Le Parquet indique qu’en Suisse, "le cadre légal applicable à l’assistance au suicide est très libéral", mais que l’arrêt de la Cour cantonale ne le respecte pas.

Pour comprendre ce qui est entendu par "cadre légal", il faut se replonger dans un rapport du Conseil fédéral de juin 2011 intitulé "Soins palliatifs, prévention du suicide et assistance organisée au suicide".

Dans ce document, le gouvernement dit que le cadre légal est constitué des instruments légaux en vigueur, dont le Code pénal, la loi sur les produits thérapeutiques, la loi sur les stupéfiants et les règles déontologiques de l’Académie suisse des sciences médicales. Pour le Conseil fédéral, c’est "un arsenal satisfaisant et adéquat" pour contrôler les abus, "pour autant que les autorités interviennent de manière ferme et décidée". Il l’écrit noir sur blanc dans son rapport.

Mais aux yeux du Ministère public genevois, ce cadre légal semble voler en éclat. Dans l’affaire Pierre Beck, il constate que le Tribunal fédéral a écarté l’infraction à la loi sur les produits thérapeutiques et la Cour cantonale, l’infraction à la loi sur les stupéfiants.

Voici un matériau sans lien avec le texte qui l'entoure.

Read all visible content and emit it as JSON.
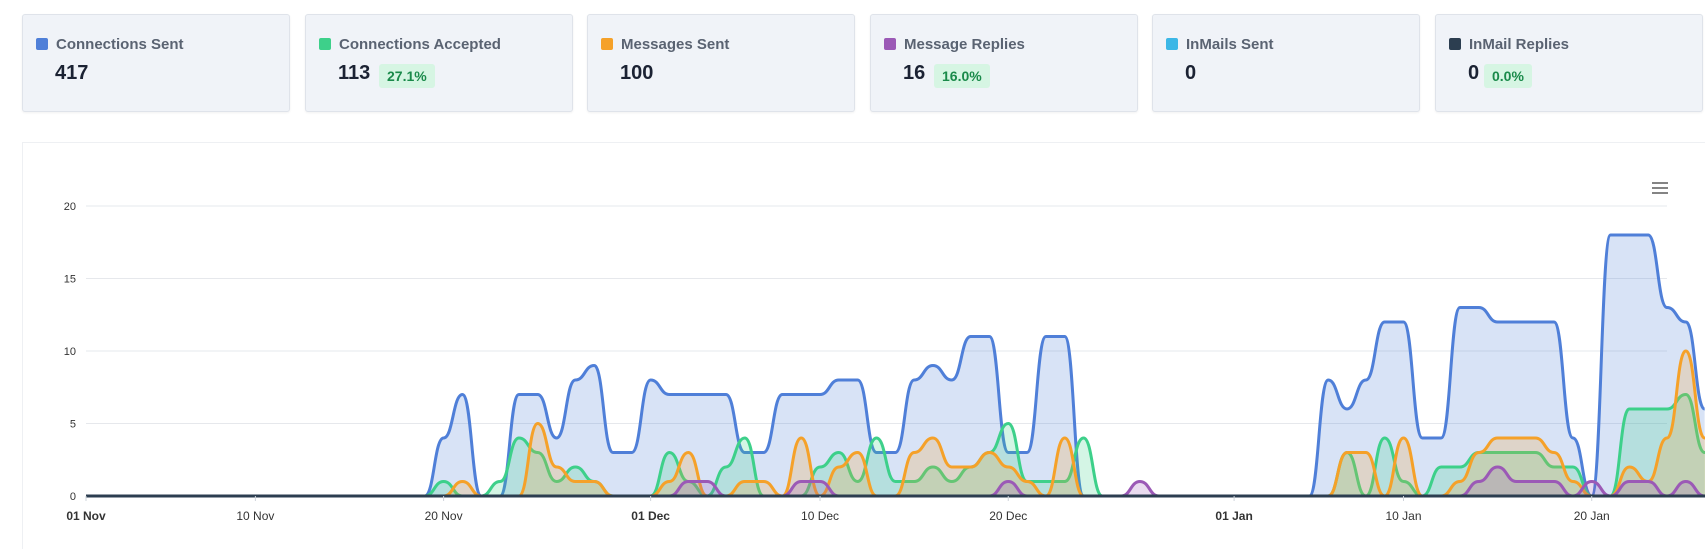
{
  "stats": [
    {
      "label": "Connections Sent",
      "value": "417",
      "badge": null,
      "color": "#4f7fd8"
    },
    {
      "label": "Connections Accepted",
      "value": "113",
      "badge": "27.1%",
      "color": "#3dd08a"
    },
    {
      "label": "Messages Sent",
      "value": "100",
      "badge": null,
      "color": "#f5a129"
    },
    {
      "label": "Message Replies",
      "value": "16",
      "badge": "16.0%",
      "color": "#9b59b6"
    },
    {
      "label": "InMails Sent",
      "value": "0",
      "badge": null,
      "color": "#3cb7e6"
    },
    {
      "label": "InMail Replies",
      "value": "0",
      "badge": "0.0%",
      "color": "#2c3e50"
    }
  ],
  "chart_data": {
    "type": "area",
    "menu_icon": "hamburger-menu-icon",
    "start_date": "2023-11-01",
    "ylim": [
      0,
      20
    ],
    "yticks": [
      0,
      5,
      10,
      15,
      20
    ],
    "xticks": [
      {
        "label": "01 Nov",
        "day": 0,
        "bold": true
      },
      {
        "label": "10 Nov",
        "day": 9,
        "bold": false
      },
      {
        "label": "20 Nov",
        "day": 19,
        "bold": false
      },
      {
        "label": "01 Dec",
        "day": 30,
        "bold": true
      },
      {
        "label": "10 Dec",
        "day": 39,
        "bold": false
      },
      {
        "label": "20 Dec",
        "day": 49,
        "bold": false
      },
      {
        "label": "01 Jan",
        "day": 61,
        "bold": true
      },
      {
        "label": "10 Jan",
        "day": 70,
        "bold": false
      },
      {
        "label": "20 Jan",
        "day": 80,
        "bold": false
      }
    ],
    "x_days": 84,
    "series": [
      {
        "name": "Connections Sent",
        "color": "#4f7fd8",
        "values": [
          0,
          0,
          0,
          0,
          0,
          0,
          0,
          0,
          0,
          0,
          0,
          0,
          0,
          0,
          0,
          0,
          0,
          0,
          0,
          4,
          7,
          0,
          0,
          7,
          7,
          4,
          8,
          9,
          3,
          3,
          8,
          7,
          7,
          7,
          7,
          3,
          3,
          7,
          7,
          7,
          8,
          8,
          3,
          3,
          8,
          9,
          8,
          11,
          11,
          3,
          3,
          11,
          11,
          0,
          0,
          0,
          0,
          0,
          0,
          0,
          0,
          0,
          0,
          0,
          0,
          0,
          8,
          6,
          8,
          12,
          12,
          4,
          4,
          13,
          13,
          12,
          12,
          12,
          12,
          4,
          0,
          18,
          18,
          18,
          13,
          12,
          6
        ]
      },
      {
        "name": "Connections Accepted",
        "color": "#3dd08a",
        "values": [
          0,
          0,
          0,
          0,
          0,
          0,
          0,
          0,
          0,
          0,
          0,
          0,
          0,
          0,
          0,
          0,
          0,
          0,
          0,
          1,
          0,
          0,
          1,
          4,
          3,
          1,
          2,
          1,
          0,
          0,
          0,
          3,
          1,
          0,
          2,
          4,
          0,
          0,
          0,
          2,
          3,
          1,
          4,
          1,
          1,
          2,
          1,
          2,
          3,
          5,
          1,
          1,
          1,
          4,
          0,
          0,
          0,
          0,
          0,
          0,
          0,
          0,
          0,
          0,
          0,
          0,
          0,
          3,
          0,
          4,
          1,
          0,
          2,
          2,
          3,
          3,
          3,
          3,
          2,
          2,
          0,
          0,
          6,
          6,
          6,
          7,
          3,
          1
        ]
      },
      {
        "name": "Messages Sent",
        "color": "#f5a129",
        "values": [
          0,
          0,
          0,
          0,
          0,
          0,
          0,
          0,
          0,
          0,
          0,
          0,
          0,
          0,
          0,
          0,
          0,
          0,
          0,
          0,
          1,
          0,
          0,
          0,
          5,
          2,
          1,
          1,
          0,
          0,
          0,
          1,
          3,
          0,
          0,
          1,
          1,
          0,
          4,
          0,
          2,
          3,
          0,
          0,
          3,
          4,
          2,
          2,
          3,
          2,
          1,
          0,
          4,
          0,
          0,
          0,
          0,
          0,
          0,
          0,
          0,
          0,
          0,
          0,
          0,
          0,
          0,
          3,
          3,
          0,
          4,
          0,
          0,
          1,
          3,
          4,
          4,
          4,
          3,
          1,
          0,
          0,
          2,
          1,
          4,
          10,
          4,
          2
        ]
      },
      {
        "name": "Message Replies",
        "color": "#9b59b6",
        "values": [
          0,
          0,
          0,
          0,
          0,
          0,
          0,
          0,
          0,
          0,
          0,
          0,
          0,
          0,
          0,
          0,
          0,
          0,
          0,
          0,
          0,
          0,
          0,
          0,
          0,
          0,
          0,
          0,
          0,
          0,
          0,
          0,
          1,
          1,
          0,
          0,
          0,
          0,
          1,
          1,
          0,
          0,
          0,
          0,
          0,
          0,
          0,
          0,
          0,
          1,
          0,
          0,
          0,
          0,
          0,
          0,
          1,
          0,
          0,
          0,
          0,
          0,
          0,
          0,
          0,
          0,
          0,
          0,
          0,
          0,
          0,
          0,
          0,
          0,
          1,
          2,
          1,
          1,
          1,
          0,
          1,
          0,
          1,
          1,
          0,
          1,
          0
        ]
      },
      {
        "name": "InMails Sent",
        "color": "#3cb7e6",
        "values": [
          0,
          0,
          0,
          0,
          0,
          0,
          0,
          0,
          0,
          0,
          0,
          0,
          0,
          0,
          0,
          0,
          0,
          0,
          0,
          0,
          0,
          0,
          0,
          0,
          0,
          0,
          0,
          0,
          0,
          0,
          0,
          0,
          0,
          0,
          0,
          0,
          0,
          0,
          0,
          0,
          0,
          0,
          0,
          0,
          0,
          0,
          0,
          0,
          0,
          0,
          0,
          0,
          0,
          0,
          0,
          0,
          0,
          0,
          0,
          0,
          0,
          0,
          0,
          0,
          0,
          0,
          0,
          0,
          0,
          0,
          0,
          0,
          0,
          0,
          0,
          0,
          0,
          0,
          0,
          0,
          0,
          0,
          0,
          0,
          0,
          0,
          0,
          0
        ]
      },
      {
        "name": "InMail Replies",
        "color": "#2c3e50",
        "values": [
          0,
          0,
          0,
          0,
          0,
          0,
          0,
          0,
          0,
          0,
          0,
          0,
          0,
          0,
          0,
          0,
          0,
          0,
          0,
          0,
          0,
          0,
          0,
          0,
          0,
          0,
          0,
          0,
          0,
          0,
          0,
          0,
          0,
          0,
          0,
          0,
          0,
          0,
          0,
          0,
          0,
          0,
          0,
          0,
          0,
          0,
          0,
          0,
          0,
          0,
          0,
          0,
          0,
          0,
          0,
          0,
          0,
          0,
          0,
          0,
          0,
          0,
          0,
          0,
          0,
          0,
          0,
          0,
          0,
          0,
          0,
          0,
          0,
          0,
          0,
          0,
          0,
          0,
          0,
          0,
          0,
          0,
          0,
          0,
          0,
          0,
          0,
          0
        ]
      }
    ]
  }
}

Le Parquet se demande alors si en matière d’aide au suicide, le seul instrument légal applicable soit l’article 115 du Code pénal, un article sanctionnant l’assistance poussée "par un mobile égoïste".

La crainte du Parquet

"Le renvoi au seul article 115 du Code pénal permettrait à certains médecins de fournir une assistance au suicide, par conviction personnelle et de manière rapide et très régulière, à peu près dans n'importe quelle situation, y compris à des personnes en parfaite santé", s’inquiète le Ministère public genevois dans le courriel qu’il a adressé à la RTS.

Pour le Parquet, il y a donc un intérêt public à ce que le Tribunal fédéral, qui n’a jamais été confronté à cette question, dise clairement si un médecin qui a prescrit du pentobarbital à une personne en bonne santé peut être condamné pénalement ou pas. La réponse devrait tomber ces prochains mois.